Understanding and managing those factors is what health care providers, including those in home health, are being called upon to do, she said. And doing so requires action on multiple fronts, including risk stratification and targeted screenings/outreach for subgroups that are at risk for certain health issues, as well as models for utilization and cost to ensure that health care remains affordable for everyone in a specific community.
Yet another take on population health: It’s not worth getting too hung up on what it means, because it’s become a catch-all term for health care reform generally.

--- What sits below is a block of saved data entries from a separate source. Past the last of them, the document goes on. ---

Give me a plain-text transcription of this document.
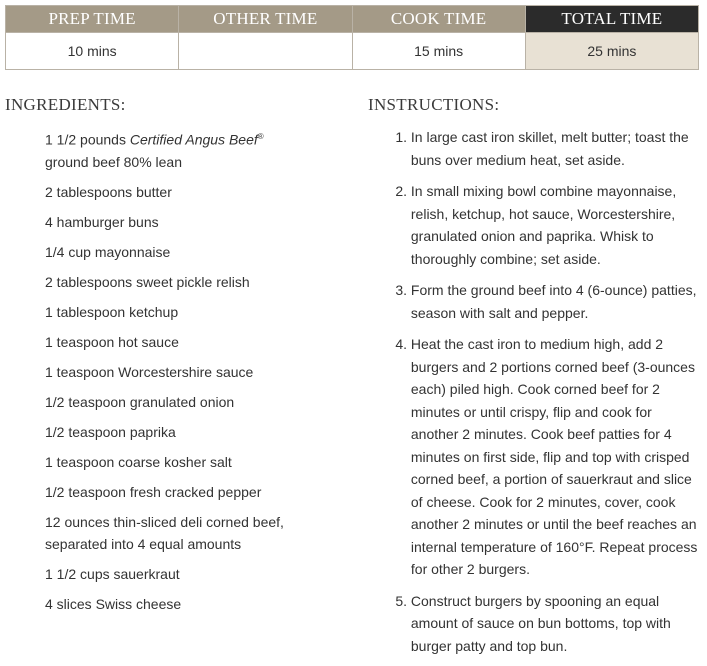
PREP TIME	OTHER TIME	COOK TIME	TOTAL TIME
10 mins		15 mins	25 mins
INGREDIENTS:
1 1/2 pounds Certified Angus Beef®
ground beef 80% lean
2 tablespoons butter
4 hamburger buns
1/4 cup mayonnaise
2 tablespoons sweet pickle relish
1 tablespoon ketchup
1 teaspoon hot sauce
1 teaspoon Worcestershire sauce
1/2 teaspoon granulated onion
1/2 teaspoon paprika
1 teaspoon coarse kosher salt
1/2 teaspoon fresh cracked pepper
12 ounces thin-sliced deli corned beef, separated into 4 equal amounts
1 1/2 cups sauerkraut
4 slices Swiss cheese
INSTRUCTIONS:
1.
In large cast iron skillet, melt butter; toast the buns over medium heat, set aside.
2.
In small mixing bowl combine mayonnaise, relish, ketchup, hot sauce, Worcestershire, granulated onion and paprika. Whisk to thoroughly combine; set aside.
3.
Form the ground beef into 4 (6-ounce) patties, season with salt and pepper.
4.
Heat the cast iron to medium high, add 2 burgers and 2 portions corned beef (3-ounces each) piled high. Cook corned beef for 2 minutes or until crispy, flip and cook for another 2 minutes. Cook beef patties for 4 minutes on first side, flip and top with crisped corned beef, a portion of sauerkraut and slice of cheese. Cook for 2 minutes, cover, cook another 2 minutes or until the beef reaches an internal temperature of 160°F. Repeat process for other 2 burgers.
5.
Construct burgers by spooning an equal amount of sauce on bun bottoms, top with burger patty and top bun.
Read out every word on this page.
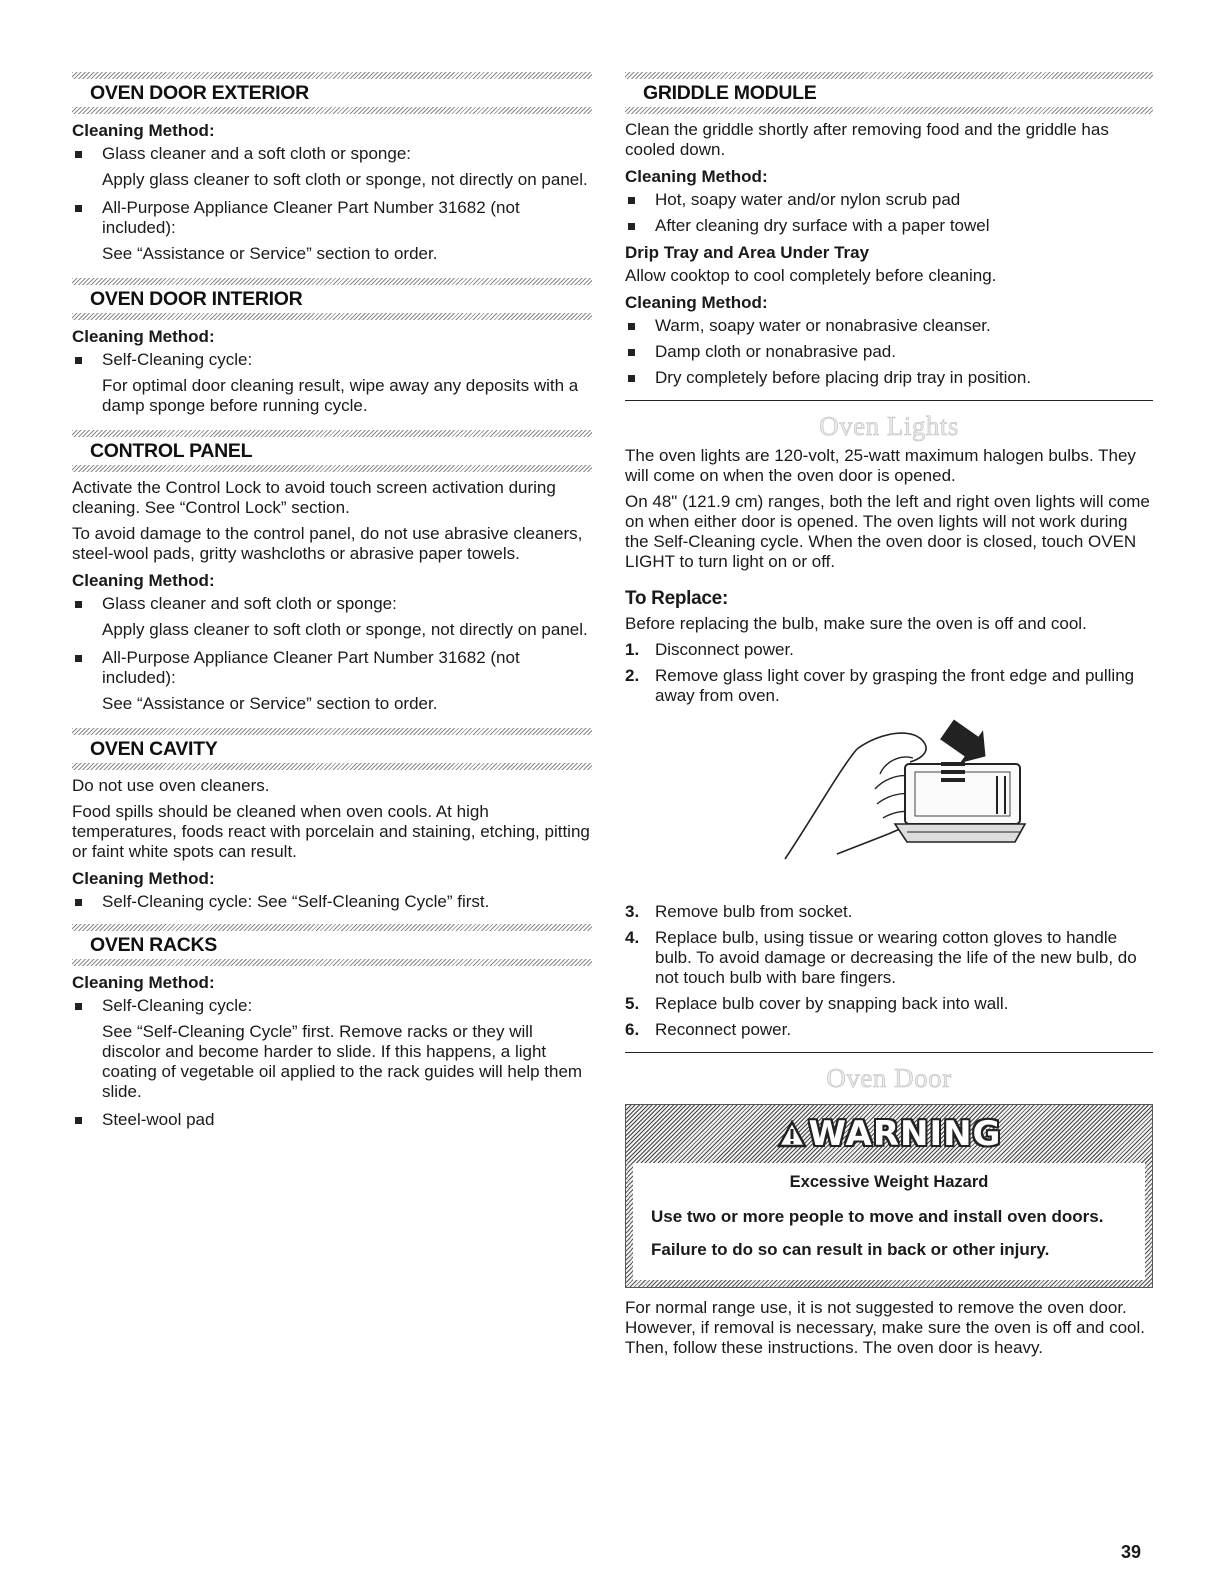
OVEN DOOR EXTERIOR
Cleaning Method:
Glass cleaner and a soft cloth or sponge:
Apply glass cleaner to soft cloth or sponge, not directly on panel.
All-Purpose Appliance Cleaner Part Number 31682 (not included):
See “Assistance or Service” section to order.
OVEN DOOR INTERIOR
Cleaning Method:
Self-Cleaning cycle:
For optimal door cleaning result, wipe away any deposits with a damp sponge before running cycle.
CONTROL PANEL

Activate the Control Lock to avoid touch screen activation during cleaning. See “Control Lock” section.

To avoid damage to the control panel, do not use abrasive cleaners, steel-wool pads, gritty washcloths or abrasive paper towels.

Cleaning Method:
Glass cleaner and soft cloth or sponge:
Apply glass cleaner to soft cloth or sponge, not directly on panel.
All-Purpose Appliance Cleaner Part Number 31682 (not included):
See “Assistance or Service” section to order.
OVEN CAVITY

Do not use oven cleaners.

Food spills should be cleaned when oven cools. At high temperatures, foods react with porcelain and staining, etching, pitting or faint white spots can result.

Cleaning Method:
Self-Cleaning cycle: See “Self-Cleaning Cycle” first.
OVEN RACKS
Cleaning Method:
Self-Cleaning cycle:
See “Self-Cleaning Cycle” first. Remove racks or they will discolor and become harder to slide. If this happens, a light coating of vegetable oil applied to the rack guides will help them slide.
Steel-wool pad
GRIDDLE MODULE

Clean the griddle shortly after removing food and the griddle has cooled down.

Cleaning Method:
Hot, soapy water and/or nylon scrub pad
After cleaning dry surface with a paper towel
Drip Tray and Area Under Tray

Allow cooktop to cool completely before cleaning.

Cleaning Method:
Warm, soapy water or nonabrasive cleanser.
Damp cloth or nonabrasive pad.
Dry completely before placing drip tray in position.
Oven Lights

The oven lights are 120-volt, 25-watt maximum halogen bulbs. They will come on when the oven door is opened.

On 48" (121.9 cm) ranges, both the left and right oven lights will come on when either door is opened. The oven lights will not work during the Self-Cleaning cycle. When the oven door is closed, touch OVEN LIGHT to turn light on or off.

To Replace:

Before replacing the bulb, make sure the oven is off and cool.

1. Disconnect power.
2. Remove glass light cover by grasping the front edge and pulling away from oven.
3. Remove bulb from socket.
4. Replace bulb, using tissue or wearing cotton gloves to handle bulb. To avoid damage or decreasing the life of the new bulb, do not touch bulb with bare fingers.
5. Replace bulb cover by snapping back into wall.
6. Reconnect power.
Oven Door
WARNING
Excessive Weight Hazard
Use two or more people to move and install oven doors.
Failure to do so can result in back or other injury.

For normal range use, it is not suggested to remove the oven door. However, if removal is necessary, make sure the oven is off and cool. Then, follow these instructions. The oven door is heavy.

39
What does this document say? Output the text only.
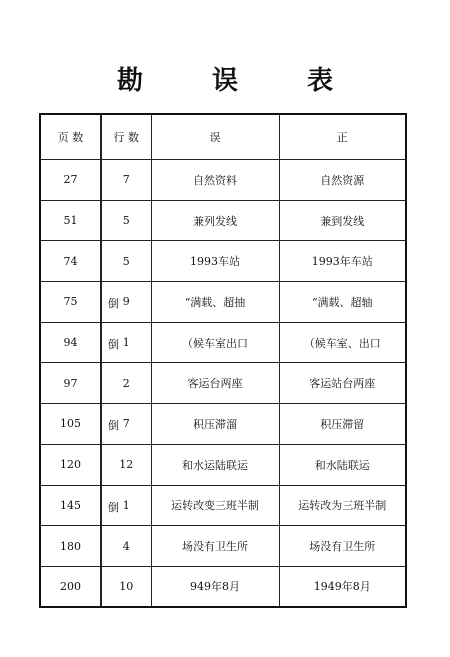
勘 误 表
页 数	行 数	误	正
27	7	自然资料	自然资源
51	5	兼列发线	兼到发线
74	5	1993车站	1993年车站
75	倒 9	“满载、超抽	“满载、超轴
94	倒 1	（候车室出口	（候车室、出口
97	2	客运台两座	客运站台两座
105	倒 7	积压滞溜	积压滞留
120	12	和水运陆联运	和水陆联运
145	倒 1	运转改变三班半制	运转改为三班半制
180	4	场没有卫生所	场没有卫生所
200	10	949年8月	1949年8月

“My cynic’s going to come out,” said Paul Babinski, president at Liberty Healthcare & Rehabilitation Services, a privately owned organization out of North Carolina operating 21 skilled nursing facilities and 24 home care/hospice offices. “I think population health management is just a politically correct [phrase] … It’s the new way of health care delivery … It sounds a little George Orwellian to me, but it’s the label we’ve put on it.”
Pick a Population
Part of the confusion surrounding the term might be its vagueness about what “population” is being discussed. Home health providers might be wise to consider how they can help manage the health of — and reduce the costs of care for — specific populations. LHC’s Myers offered an example illustrating this point.
The chief financial officer of a hospital partner called LHC with a pain point: 17 specific indigent patients costing the hospital nearly $300,000 on a cash basis a year.
The hospital executive asked LHC, as one of the hospital’s joint venture partners, to devise a plan to keep these patients out of the acute-care setting.
“We put together a plan to manage those patients, and were able to reduce costs about 40% annually,” he said. “That’s the best population health success story we have to date.”
The issue stems from the fact that indigent patients often have multiple chronic conditions yet are sent home from the hospital without support services, because they cannot afford them, Myers told HHCN.
By forging personalized care plans and affording 24-hour availability to caregivers, a home health provider can both keep conditions in check and do interventions — often in the middle of the night — when there are exacerbations, preventing emergency department visits and other hospital utilization, he said.
The story suggests that hospitals and health systems might have a particular pain point with indigent patients, and that in-home care can be a key part of the solution.
But home health providers need to be sure they have an arrangement by which they still can receive appropriate payment for this type of care, such as through a joint venture or another model, Myers cautioned.
Still, he is bullish on home health’s ability to serve this patient population.
“Home care can definitely reduce the cost of managing these patients,” he said.